Many plans will have a lifetime maximum benefit amount, just like underwritten health plans. That maximum amount may vary between contribution levels to the Sharing Plan. Some are as low as $100,000 and as high as $1,000,000. You have to dig into the details of the Sharing Plan.
What Else To Consider?
One main consideration for many is that the majority of the Health Share Plans have a faith based statement requirement. In this same manner of thought, you will also want to fully understand if more treatment options like maternity coverage outside of a marriage situation is covered under the plan. If you're not in tune with some of those aspects, those plans will definitely not be for you. However, there are still some options that do not require the faith statement and will be open to more options of care.
Beyond that, considerations can actually be similar to non-compliant health insurance plans. Many plans will have underwriting for pre-existing conditions, and may limit the benefits available to you for those conditions in the first one to four years. You need to understand the mechanics of how reimbursement is made to you and if there are network requirements.

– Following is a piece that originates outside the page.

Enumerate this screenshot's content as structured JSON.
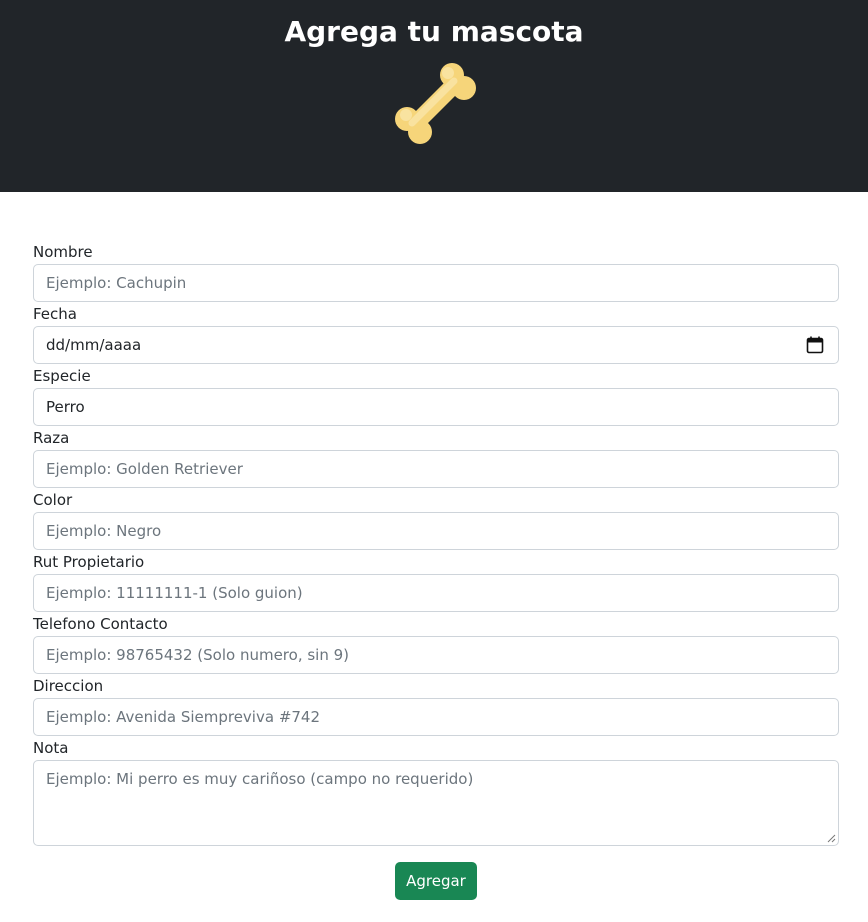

Finally, you need to evaluate the solvency of the sharing plan. There have been some recent horror stories of mismanagement of funds and people having reimbursement denied for treatment that is supposed to be covered according to the guidelines of care. While a worst case scenario, we would be remiss for not bringing it up.
Which One Should I Choose?
The first step is to determine if a Share Plan is the right step for you and your family. Understand their underwriting and requirements for reimbursement. If they suit your way of thinking about health care, it then becomes a process of finding the right fit. There are very large organizations like Christian Healthcare Ministries that have long track records of working with families in a great fashion. We also have experience with Liberty Health Share, Samaritan Ministries, Medishare, and OneShare Health. While they all have similarities, there are distinct differences as well.